Some of our brain's activity could be being guided by so-called 'junk DNA' we inherited from our ancient ancestors, a new study has concluded. The human genome contains all the instructions needed to build and maintain our bodies — however half of it appears to be 'junk' that doesn't code for any proteins. Much of this mysterious extra DNA comes in the form of transposons — or 'jumping genes' — which can move around between people and appear in different places.

It is thought that transposons originated from ancient viruses — and can today be harmful if they have 'jumped' into a gene such as to disrupt cellular processes. However, recently experts have proposed that this 'junk' information may in fact play an active and beneficial role in our bodies. Working with flies, expert from the University of Oxford have found that transposons appear to be related to specific genes that control our behaviour and emotions.

At Oxford's Centre for Neural Circuits and Behaviour, researchers have been investigating transposon activity in unprecedented detail in the brains of fruit flies — which are used a model organism — by means of so-called single-cell sequencing. Their findings showed that transposons are not active across the whole fly brain, but instead operate in certain areas only, forming distinct patterns of expression.

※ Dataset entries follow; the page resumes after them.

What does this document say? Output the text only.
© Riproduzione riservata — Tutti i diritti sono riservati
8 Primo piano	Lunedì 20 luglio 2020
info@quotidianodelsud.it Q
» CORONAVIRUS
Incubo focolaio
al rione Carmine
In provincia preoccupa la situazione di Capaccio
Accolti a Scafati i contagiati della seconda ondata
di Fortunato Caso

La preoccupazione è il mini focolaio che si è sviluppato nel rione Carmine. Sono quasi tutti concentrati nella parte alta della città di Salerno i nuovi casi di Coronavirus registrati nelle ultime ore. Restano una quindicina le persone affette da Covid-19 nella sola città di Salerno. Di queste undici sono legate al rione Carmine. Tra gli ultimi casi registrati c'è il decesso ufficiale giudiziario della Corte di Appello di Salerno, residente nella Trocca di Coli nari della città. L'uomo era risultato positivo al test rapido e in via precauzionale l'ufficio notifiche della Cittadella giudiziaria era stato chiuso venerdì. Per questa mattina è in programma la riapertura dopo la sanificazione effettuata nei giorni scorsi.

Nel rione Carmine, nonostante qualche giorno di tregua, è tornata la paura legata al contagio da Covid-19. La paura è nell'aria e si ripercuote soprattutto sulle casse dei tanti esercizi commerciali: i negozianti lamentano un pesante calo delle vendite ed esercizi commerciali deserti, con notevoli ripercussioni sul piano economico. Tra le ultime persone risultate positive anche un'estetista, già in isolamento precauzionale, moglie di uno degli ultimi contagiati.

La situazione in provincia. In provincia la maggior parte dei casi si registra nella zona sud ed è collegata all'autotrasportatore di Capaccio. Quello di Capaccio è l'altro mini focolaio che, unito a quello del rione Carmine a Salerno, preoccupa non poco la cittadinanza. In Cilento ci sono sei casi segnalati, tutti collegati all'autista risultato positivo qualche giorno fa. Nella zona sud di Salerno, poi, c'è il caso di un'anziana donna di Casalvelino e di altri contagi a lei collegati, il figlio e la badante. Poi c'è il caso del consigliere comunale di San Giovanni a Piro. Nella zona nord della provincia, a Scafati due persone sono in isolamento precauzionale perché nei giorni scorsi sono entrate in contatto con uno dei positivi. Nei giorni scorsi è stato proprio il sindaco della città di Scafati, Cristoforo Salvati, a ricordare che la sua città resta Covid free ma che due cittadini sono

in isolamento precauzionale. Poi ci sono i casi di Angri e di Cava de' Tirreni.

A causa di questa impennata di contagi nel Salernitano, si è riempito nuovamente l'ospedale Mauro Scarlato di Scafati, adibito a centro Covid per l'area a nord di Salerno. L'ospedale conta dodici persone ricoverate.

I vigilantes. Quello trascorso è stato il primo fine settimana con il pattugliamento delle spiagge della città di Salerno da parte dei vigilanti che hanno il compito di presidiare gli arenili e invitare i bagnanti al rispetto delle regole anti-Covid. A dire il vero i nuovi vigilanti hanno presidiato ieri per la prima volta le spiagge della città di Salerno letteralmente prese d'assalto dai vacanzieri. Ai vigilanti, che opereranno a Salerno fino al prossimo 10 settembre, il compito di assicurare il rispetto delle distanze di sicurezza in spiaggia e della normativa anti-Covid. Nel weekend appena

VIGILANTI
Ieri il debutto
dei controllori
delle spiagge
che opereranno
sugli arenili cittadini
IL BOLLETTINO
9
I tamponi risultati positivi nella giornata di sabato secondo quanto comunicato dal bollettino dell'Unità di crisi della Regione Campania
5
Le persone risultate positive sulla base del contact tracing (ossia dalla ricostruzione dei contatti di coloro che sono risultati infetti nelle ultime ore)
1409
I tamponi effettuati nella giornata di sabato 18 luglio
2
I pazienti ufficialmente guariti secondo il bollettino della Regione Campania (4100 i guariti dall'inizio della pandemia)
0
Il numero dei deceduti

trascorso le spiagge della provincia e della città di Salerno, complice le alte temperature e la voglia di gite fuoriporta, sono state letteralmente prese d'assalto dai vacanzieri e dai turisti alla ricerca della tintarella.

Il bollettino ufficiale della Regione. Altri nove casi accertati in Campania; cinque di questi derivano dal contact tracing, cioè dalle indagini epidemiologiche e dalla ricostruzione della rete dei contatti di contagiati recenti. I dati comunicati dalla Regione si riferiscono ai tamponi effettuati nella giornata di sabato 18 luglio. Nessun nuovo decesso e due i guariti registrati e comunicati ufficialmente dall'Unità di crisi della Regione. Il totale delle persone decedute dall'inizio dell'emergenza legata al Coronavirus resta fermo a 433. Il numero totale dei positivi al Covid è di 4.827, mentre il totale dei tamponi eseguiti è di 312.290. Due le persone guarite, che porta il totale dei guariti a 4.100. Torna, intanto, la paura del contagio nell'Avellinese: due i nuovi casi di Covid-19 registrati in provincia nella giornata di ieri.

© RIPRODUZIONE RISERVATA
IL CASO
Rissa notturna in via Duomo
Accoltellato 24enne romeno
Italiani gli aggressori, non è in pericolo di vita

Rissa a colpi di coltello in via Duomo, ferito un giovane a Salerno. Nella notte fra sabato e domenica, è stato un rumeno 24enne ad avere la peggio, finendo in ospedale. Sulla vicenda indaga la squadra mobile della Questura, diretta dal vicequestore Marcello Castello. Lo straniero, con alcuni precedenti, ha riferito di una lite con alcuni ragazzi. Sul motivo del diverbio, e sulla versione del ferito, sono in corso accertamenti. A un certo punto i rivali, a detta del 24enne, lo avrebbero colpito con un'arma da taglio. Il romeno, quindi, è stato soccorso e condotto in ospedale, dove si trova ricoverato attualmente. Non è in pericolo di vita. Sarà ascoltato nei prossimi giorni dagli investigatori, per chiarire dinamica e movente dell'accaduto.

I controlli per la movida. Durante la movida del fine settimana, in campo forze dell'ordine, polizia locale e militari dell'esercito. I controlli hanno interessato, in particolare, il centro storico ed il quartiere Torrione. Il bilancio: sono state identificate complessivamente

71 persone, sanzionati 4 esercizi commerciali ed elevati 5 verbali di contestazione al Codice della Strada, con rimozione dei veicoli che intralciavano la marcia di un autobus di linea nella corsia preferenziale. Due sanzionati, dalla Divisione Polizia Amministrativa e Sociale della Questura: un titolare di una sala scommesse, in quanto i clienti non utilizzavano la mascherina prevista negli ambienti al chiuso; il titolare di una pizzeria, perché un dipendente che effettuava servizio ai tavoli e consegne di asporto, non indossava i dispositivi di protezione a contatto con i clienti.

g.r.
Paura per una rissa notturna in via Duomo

Moreover, these patterns appeared to be linked to genes located near transposons — suggesting that this 'junk' DNA may in fact play a beneficial role in our bodies. To investigate further, molecular biologist Christoph Treiber and colleagues used software tools they developed to explore how transposons are expressed.

They found that transposons segments are often part of the messenger RNA sent from neural genes in the cell nucleus out to the cytoplasm where proteins are made. This suggests that transposons may be used to alter neural function — and act on genes that have roles in such brain activities as the formation of memories and the sleep-wake cycle.

'We know that animal genomes are selfish and changes that are not beneficial often don’t prevail,' said Dr Treiber. 'Since transposons are parts of hundreds of genes in every fly strain that we looked at, we think these physical links likely represent an advantage for the fly.' 'We now want to understand the impact of these new alleles on the behaviour of individual animals.'

'Transposons might broaden the range of neuronal function in a fly population, which in turn could enable a few individuals to react more creatively in challenging situations,' he added.

'Also, our preliminary analyses show that transposons might play a similar role in our brain,' said Dr Treiber. 'Since every person has a unique transposon "fingerprint", our findings could be relevant to the need to personalise pharmacological treatments for patients with neurological conditions.' The full findings of the study were published in the journal Genome Research.